B. Rights or Legitimate Interests

This Panel finds, from the information and facts that were analyzed and from the lack of evidence to the contrary, that there is no indication that the Respondent has any rights or legitimate interests in connection with the disputed domain name that the disputed domain name is being used to intentionally misdirect to the Respondent’s website visitors who attempt to visit Complainant’s website; that the Respondent has not used nor prepared to use the <xenicalpurchase.com> domain name in connection with any good faith offering of goods or services as contemplated under paragraph 4(c)(i) of the Policy; nor that the Respondent is commonly known by the domain name as contemplated under paragraph 4(c)(ii) of the Policy; nor that the Respondent is making a legitimate noncommercial or fair use of the domain name, without intent for commercial gain to misleadingly divert consumers or to tarnish the trademark or service mark at issue as contemplated under paragraph 4(c)(iii) of the Policy. The Panel therefore finds that the Respondent has no rights or legitimate interests in respect of the domain name under paragraph 4(a)(ii) of the Plicy.
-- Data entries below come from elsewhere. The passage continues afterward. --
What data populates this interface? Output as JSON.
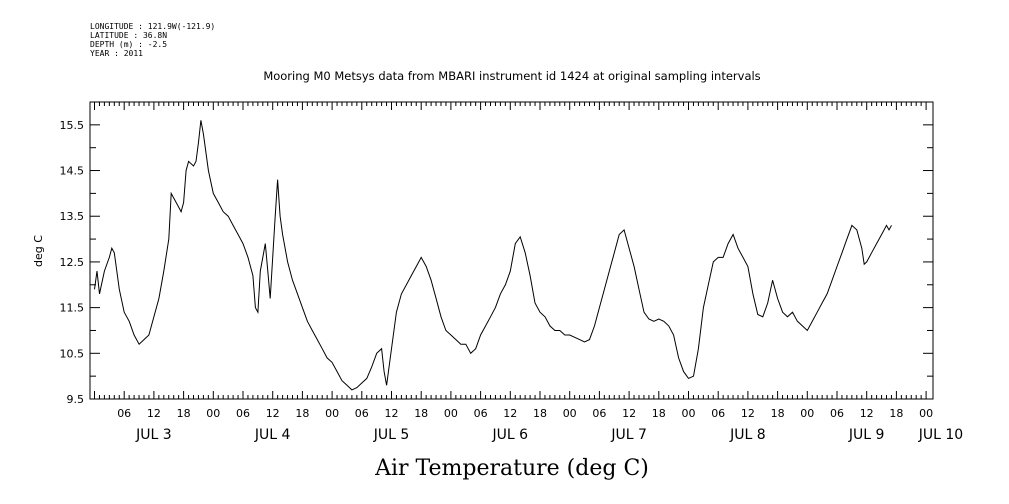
{
  "metadata": {
    "longitude": "LONGITUDE : 121.9W(-121.9)",
    "latitude": "LATITUDE : 36.8N",
    "depth": "DEPTH (m) : -2.5",
    "year": "YEAR : 2011"
  },
  "chart_data": {
    "type": "line",
    "title": "Mooring M0 Metsys data from MBARI instrument id 1424 at original sampling intervals",
    "xlabel": "Air Temperature (deg C)",
    "ylabel": "deg C",
    "ylim": [
      9.5,
      16.0
    ],
    "xlim_hours": [
      0,
      168
    ],
    "y_ticks": [
      "9.5",
      "10.5",
      "11.5",
      "12.5",
      "13.5",
      "14.5",
      "15.5"
    ],
    "x_hour_ticks": [
      {
        "h": 6,
        "label": "06"
      },
      {
        "h": 12,
        "label": "12"
      },
      {
        "h": 18,
        "label": "18"
      },
      {
        "h": 24,
        "label": "00"
      },
      {
        "h": 30,
        "label": "06"
      },
      {
        "h": 36,
        "label": "12"
      },
      {
        "h": 42,
        "label": "18"
      },
      {
        "h": 48,
        "label": "00"
      },
      {
        "h": 54,
        "label": "06"
      },
      {
        "h": 60,
        "label": "12"
      },
      {
        "h": 66,
        "label": "18"
      },
      {
        "h": 72,
        "label": "00"
      },
      {
        "h": 78,
        "label": "06"
      },
      {
        "h": 84,
        "label": "12"
      },
      {
        "h": 90,
        "label": "18"
      },
      {
        "h": 96,
        "label": "00"
      },
      {
        "h": 102,
        "label": "06"
      },
      {
        "h": 108,
        "label": "12"
      },
      {
        "h": 114,
        "label": "18"
      },
      {
        "h": 120,
        "label": "00"
      },
      {
        "h": 126,
        "label": "06"
      },
      {
        "h": 132,
        "label": "12"
      },
      {
        "h": 138,
        "label": "18"
      },
      {
        "h": 144,
        "label": "00"
      },
      {
        "h": 150,
        "label": "06"
      },
      {
        "h": 156,
        "label": "12"
      },
      {
        "h": 162,
        "label": "18"
      },
      {
        "h": 168,
        "label": "00"
      }
    ],
    "day_labels": [
      {
        "h": 12,
        "label": "JUL  3"
      },
      {
        "h": 36,
        "label": "JUL  4"
      },
      {
        "h": 60,
        "label": "JUL  5"
      },
      {
        "h": 84,
        "label": "JUL  6"
      },
      {
        "h": 108,
        "label": "JUL  7"
      },
      {
        "h": 132,
        "label": "JUL  8"
      },
      {
        "h": 156,
        "label": "JUL  9"
      },
      {
        "h": 171,
        "label": "JUL 10"
      }
    ],
    "series": [
      {
        "name": "Air Temperature",
        "points": [
          [
            0.0,
            11.9
          ],
          [
            0.5,
            12.3
          ],
          [
            1.0,
            11.8
          ],
          [
            2.0,
            12.3
          ],
          [
            3.0,
            12.6
          ],
          [
            3.5,
            12.8
          ],
          [
            4.0,
            12.7
          ],
          [
            5.0,
            11.9
          ],
          [
            6.0,
            11.4
          ],
          [
            7.0,
            11.2
          ],
          [
            8.0,
            10.9
          ],
          [
            9.0,
            10.7
          ],
          [
            10.0,
            10.8
          ],
          [
            11.0,
            10.9
          ],
          [
            12.0,
            11.3
          ],
          [
            13.0,
            11.7
          ],
          [
            14.0,
            12.3
          ],
          [
            15.0,
            13.0
          ],
          [
            15.5,
            14.0
          ],
          [
            16.0,
            13.9
          ],
          [
            17.0,
            13.7
          ],
          [
            17.5,
            13.6
          ],
          [
            18.0,
            13.8
          ],
          [
            18.5,
            14.5
          ],
          [
            19.0,
            14.7
          ],
          [
            20.0,
            14.6
          ],
          [
            20.5,
            14.7
          ],
          [
            21.0,
            15.1
          ],
          [
            21.5,
            15.6
          ],
          [
            22.0,
            15.3
          ],
          [
            23.0,
            14.5
          ],
          [
            24.0,
            14.0
          ],
          [
            25.0,
            13.8
          ],
          [
            26.0,
            13.6
          ],
          [
            27.0,
            13.5
          ],
          [
            28.0,
            13.3
          ],
          [
            29.0,
            13.1
          ],
          [
            30.0,
            12.9
          ],
          [
            31.0,
            12.6
          ],
          [
            32.0,
            12.2
          ],
          [
            32.5,
            11.5
          ],
          [
            33.0,
            11.4
          ],
          [
            33.5,
            12.3
          ],
          [
            34.0,
            12.6
          ],
          [
            34.5,
            12.9
          ],
          [
            35.0,
            12.3
          ],
          [
            35.5,
            11.7
          ],
          [
            36.0,
            12.6
          ],
          [
            36.5,
            13.5
          ],
          [
            37.0,
            14.3
          ],
          [
            37.5,
            13.5
          ],
          [
            38.0,
            13.1
          ],
          [
            39.0,
            12.5
          ],
          [
            40.0,
            12.1
          ],
          [
            41.0,
            11.8
          ],
          [
            42.0,
            11.5
          ],
          [
            43.0,
            11.2
          ],
          [
            44.0,
            11.0
          ],
          [
            45.0,
            10.8
          ],
          [
            46.0,
            10.6
          ],
          [
            47.0,
            10.4
          ],
          [
            48.0,
            10.3
          ],
          [
            49.0,
            10.1
          ],
          [
            50.0,
            9.9
          ],
          [
            51.0,
            9.8
          ],
          [
            52.0,
            9.7
          ],
          [
            53.0,
            9.75
          ],
          [
            54.0,
            9.85
          ],
          [
            55.0,
            9.95
          ],
          [
            56.0,
            10.2
          ],
          [
            57.0,
            10.5
          ],
          [
            58.0,
            10.6
          ],
          [
            58.5,
            10.1
          ],
          [
            59.0,
            9.8
          ],
          [
            60.0,
            10.6
          ],
          [
            61.0,
            11.4
          ],
          [
            62.0,
            11.8
          ],
          [
            63.0,
            12.0
          ],
          [
            64.0,
            12.2
          ],
          [
            65.0,
            12.4
          ],
          [
            66.0,
            12.6
          ],
          [
            67.0,
            12.4
          ],
          [
            68.0,
            12.1
          ],
          [
            69.0,
            11.7
          ],
          [
            70.0,
            11.3
          ],
          [
            71.0,
            11.0
          ],
          [
            72.0,
            10.9
          ],
          [
            73.0,
            10.8
          ],
          [
            74.0,
            10.7
          ],
          [
            75.0,
            10.7
          ],
          [
            76.0,
            10.5
          ],
          [
            77.0,
            10.6
          ],
          [
            78.0,
            10.9
          ],
          [
            79.0,
            11.1
          ],
          [
            80.0,
            11.3
          ],
          [
            81.0,
            11.5
          ],
          [
            82.0,
            11.8
          ],
          [
            83.0,
            12.0
          ],
          [
            84.0,
            12.3
          ],
          [
            85.0,
            12.9
          ],
          [
            86.0,
            13.05
          ],
          [
            87.0,
            12.7
          ],
          [
            88.0,
            12.2
          ],
          [
            89.0,
            11.6
          ],
          [
            90.0,
            11.4
          ],
          [
            91.0,
            11.3
          ],
          [
            92.0,
            11.1
          ],
          [
            93.0,
            11.0
          ],
          [
            94.0,
            11.0
          ],
          [
            95.0,
            10.9
          ],
          [
            96.0,
            10.9
          ],
          [
            97.0,
            10.85
          ],
          [
            98.0,
            10.8
          ],
          [
            99.0,
            10.75
          ],
          [
            100.0,
            10.8
          ],
          [
            101.0,
            11.1
          ],
          [
            102.0,
            11.5
          ],
          [
            103.0,
            11.9
          ],
          [
            104.0,
            12.3
          ],
          [
            105.0,
            12.7
          ],
          [
            106.0,
            13.1
          ],
          [
            107.0,
            13.2
          ],
          [
            108.0,
            12.8
          ],
          [
            109.0,
            12.4
          ],
          [
            110.0,
            11.9
          ],
          [
            111.0,
            11.4
          ],
          [
            112.0,
            11.25
          ],
          [
            113.0,
            11.2
          ],
          [
            114.0,
            11.25
          ],
          [
            115.0,
            11.2
          ],
          [
            116.0,
            11.1
          ],
          [
            117.0,
            10.9
          ],
          [
            118.0,
            10.4
          ],
          [
            119.0,
            10.1
          ],
          [
            120.0,
            9.95
          ],
          [
            121.0,
            10.0
          ],
          [
            122.0,
            10.6
          ],
          [
            123.0,
            11.5
          ],
          [
            124.0,
            12.0
          ],
          [
            125.0,
            12.5
          ],
          [
            126.0,
            12.6
          ],
          [
            127.0,
            12.6
          ],
          [
            128.0,
            12.9
          ],
          [
            129.0,
            13.1
          ],
          [
            130.0,
            12.8
          ],
          [
            131.0,
            12.6
          ],
          [
            132.0,
            12.4
          ],
          [
            133.0,
            11.8
          ],
          [
            134.0,
            11.35
          ],
          [
            135.0,
            11.3
          ],
          [
            136.0,
            11.6
          ],
          [
            137.0,
            12.1
          ],
          [
            138.0,
            11.7
          ],
          [
            139.0,
            11.4
          ],
          [
            140.0,
            11.3
          ],
          [
            141.0,
            11.4
          ],
          [
            142.0,
            11.2
          ],
          [
            143.0,
            11.1
          ],
          [
            144.0,
            11.0
          ],
          [
            145.0,
            11.2
          ],
          [
            146.0,
            11.4
          ],
          [
            147.0,
            11.6
          ],
          [
            148.0,
            11.8
          ],
          [
            149.0,
            12.1
          ],
          [
            150.0,
            12.4
          ],
          [
            151.0,
            12.7
          ],
          [
            152.0,
            13.0
          ],
          [
            153.0,
            13.3
          ],
          [
            154.0,
            13.2
          ],
          [
            155.0,
            12.8
          ],
          [
            155.5,
            12.45
          ],
          [
            156.0,
            12.5
          ],
          [
            157.0,
            12.7
          ],
          [
            158.0,
            12.9
          ],
          [
            159.0,
            13.1
          ],
          [
            160.0,
            13.3
          ],
          [
            160.5,
            13.2
          ],
          [
            161.0,
            13.3
          ]
        ]
      }
    ]
  }
}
C. Registered and Used in Bad Faith

The Panel finds, from the information and facts that were analyzed, and from the lack of evidence to the contrary, that the registration and use of the domain name <xenicalpurchase.com> by the Respondent is in bad faith pursuant to paragraph 4(b)(iv) of the Policy, in particular but without limitation in view of the fact that the Respondent has intentionally attempted to attract, for commercial gain, Internet users to the Respondent’s website, by creating a likelihood of confusion with the Complainant’s trademark XENICAL, as to the source, sponsorship, affiliation, or endorsement of the website “www.xenicalpurchase.com”. Indeed, at the time the Complaint was filed, the disputed domain name directed Internet users to online pharmacy. This is evidence of registration and use in bad faith disputed domain name F. Hoffmann-La Roche AG v. Sergery Popov, WIPO Case No. D2009-0983.

7. Decision

Therefore, and in consideration of the Complaint’s compliance with the formal requirements for this domain name dispute proceeding, to the factual evidence and legal contentions that were submitted, to the conclusive confirmation of the presence of each of the elements contemplated in paragraph 4(a)(i), (ii) and (iii) of the Policy, and on the basis of the statements and documents submitted and in accordance with the Policy, the Rules and other applicable rules and principles of law, as directed by paragraphs 14(a) and (b) and 15(a) of the Rules, this Panel orders that the domain name <xenicalpurchase.com> be transferred to the Complainant.